Tuesday, August 19, 2025

Off-Broadway Play Review—“Gene & Gilda”

Gene & Gilda
Written by Cary Gitter
Directed by Joe Brancato
Performances through September 7, 2025
59 E 59Theatres, 59 East 59th Street, NYC
59e59.org

Jordan Kai Burnett and Jonathan Randell Silver in Gene & Gilda (photo: Carol Rosegg)

The romance of actors Gene Wilder and Gilda Radner is the stuff of showbiz legend. The beloved comedians, who met on the set of the 1982 flop Hanky Panky, had a relationship (and marriage) that ended prematurely in 1989 when Radner died of ovarian cancer. Now, the couple’s time together has been dramatized by playwright Cary Gitter as an accumulation of scenes that resemble both the sketches for which Radner was famous on Saturday Night Live and the alternately silly and memorable comic films Wilder starred in during his ’70s and ’80s heyday. 

Which isn't to say that Gene & Gilda is not entertaining. Gitter has done his homework, and his chronology of their passionate relationship provides moments that are genuinely amusing and, later, touching and tragic. His script also dutifully checks off allusions to—and recreations of—Radner’s beloved SNL characters Lisa Loopner, Candy Slice, Baba Wawa, Roseanne Roseannadanna and Emily Litella, along with bits from Wilder’s big-screen hits Young Frankenstein and The Producers. The downside is that those riffs on the couple’s greatest hits are ready made for nods and easy laughs of recognition, while the framing device of Wilder being interviewed by Dick Cavett breaks the play into bumpily sitcomish segments that are only partially resolved by director Joe Brancato.

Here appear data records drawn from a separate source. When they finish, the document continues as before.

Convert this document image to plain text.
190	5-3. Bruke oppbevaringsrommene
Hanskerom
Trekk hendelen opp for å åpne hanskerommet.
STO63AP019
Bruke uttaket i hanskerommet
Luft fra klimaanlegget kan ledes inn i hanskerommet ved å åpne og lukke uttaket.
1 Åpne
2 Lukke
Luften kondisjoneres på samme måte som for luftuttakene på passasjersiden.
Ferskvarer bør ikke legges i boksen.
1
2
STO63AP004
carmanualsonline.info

Happily, Brancato has resourceful performers to help smooth over much of the rest. As Gene, Jonathan Randell Silver, although at times simply a superior impersonation rather than a characterization, does a good job of catching the almost offhand neuroticism in the actor’s demeanor. And Jordan Kai Burnett gives a beautifully three-dimensional portrait of Gilda, showing her comic brilliance alongside her endlessly charming innocence. Burnett also handles the various impressions of Gilda’s characters with comic aplomb, never getting hung up even during a whipsaw scene when she speeds through several of them in a crazy sort of conversation.

Silver and Burnett play off each other—and even dance together—well enough to provide an extra dimension to this fateful romance that Gitter’s play sometimes lacks.